Alice's secret key (a):  78415154667220249194754078918779762453056721468760306709254177946012547971141
Alice's public key:  (99105229714153207673156985070193448370065961398966381789878734693715465172209, 110624902362275410698479512352481561725899665806375931075445037591290365955025)

Bob's secret key (b):    54561616670816631735058850292883594875584010720685581360400314879317249503108
Bob's public key:    (113733186086318903761015041328623689948056538055691950119005093813948221458090, 107903521773313888319620134964700827003653413067839301511388495653810557170752)
==========================

Alice's session secret key (a):  76616834241497302450896773294650589907854814474518231453401510983257719855837
Alice's  session public key:     (24023634351058590672106977617527332391972478575360369234145700134892339616865, 100885767930009484943614670462898176000583227593861181472494539077386853703775)

Bob's  session secret key (b):   71626425417421697561804712872377867220787646273545079991058910835106706879356
Bob's  session public key:   (5390516305312861583780866553511006508889363046035935478179214543880844748571, 108167309578588334529715598304887530494245835449345803403114120670801894220810)
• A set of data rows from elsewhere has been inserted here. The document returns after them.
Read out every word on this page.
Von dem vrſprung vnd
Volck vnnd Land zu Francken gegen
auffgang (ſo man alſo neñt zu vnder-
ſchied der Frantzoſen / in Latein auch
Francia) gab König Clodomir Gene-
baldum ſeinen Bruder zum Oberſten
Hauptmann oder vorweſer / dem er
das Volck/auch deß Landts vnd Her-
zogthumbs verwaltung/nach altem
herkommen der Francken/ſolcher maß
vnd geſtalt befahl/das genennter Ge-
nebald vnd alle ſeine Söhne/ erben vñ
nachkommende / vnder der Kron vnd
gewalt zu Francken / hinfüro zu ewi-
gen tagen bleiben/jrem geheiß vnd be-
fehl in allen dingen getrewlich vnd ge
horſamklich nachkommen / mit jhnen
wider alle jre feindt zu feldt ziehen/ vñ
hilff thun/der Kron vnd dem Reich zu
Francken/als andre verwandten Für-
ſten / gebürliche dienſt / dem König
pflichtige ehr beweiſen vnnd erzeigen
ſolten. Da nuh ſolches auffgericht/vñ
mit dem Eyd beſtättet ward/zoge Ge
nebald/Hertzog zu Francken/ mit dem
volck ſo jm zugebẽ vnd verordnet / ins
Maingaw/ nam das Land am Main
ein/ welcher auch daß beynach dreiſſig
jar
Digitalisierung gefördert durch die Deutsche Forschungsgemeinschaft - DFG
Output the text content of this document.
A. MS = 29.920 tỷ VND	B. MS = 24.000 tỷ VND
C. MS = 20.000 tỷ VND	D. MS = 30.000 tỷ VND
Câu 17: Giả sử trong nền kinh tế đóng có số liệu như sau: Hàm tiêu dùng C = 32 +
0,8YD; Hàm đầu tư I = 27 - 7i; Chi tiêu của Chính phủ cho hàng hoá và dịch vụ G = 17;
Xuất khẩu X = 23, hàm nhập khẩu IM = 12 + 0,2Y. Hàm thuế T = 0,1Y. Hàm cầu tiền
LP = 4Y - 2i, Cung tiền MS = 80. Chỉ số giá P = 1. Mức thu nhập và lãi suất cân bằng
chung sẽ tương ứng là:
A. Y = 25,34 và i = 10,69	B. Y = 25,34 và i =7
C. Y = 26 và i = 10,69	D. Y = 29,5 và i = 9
==========================
Shared Alice: abG+xyG:   81373250065694576718644623930446201904803357573717034878729887795363849635428
Shared Bob: baG+yxG:     81373250065694576718644623930446201904803357573717034878729887795363849635428

======Checking=========

(ab+xy)G     81373250065694576718644623930446201904803357573717034878729887795363849635428

So, elliptic curves are where we are, but now we must also look to a post-quantum computer world …

References

[1] Matsumoto, Tsutomu, Youichi Takashima, and Hideki Imai. “On seeking smart public-key-distribution systems.” IEICE TRANSACTIONS (1976–1990) 69.2 (1986): 99–106.

[2] Menezes, A. J., Van Oorschot, P. C., & Vanstone, S. A. (2018), Handbook of applied cryptography. CRC press, Page 517–518.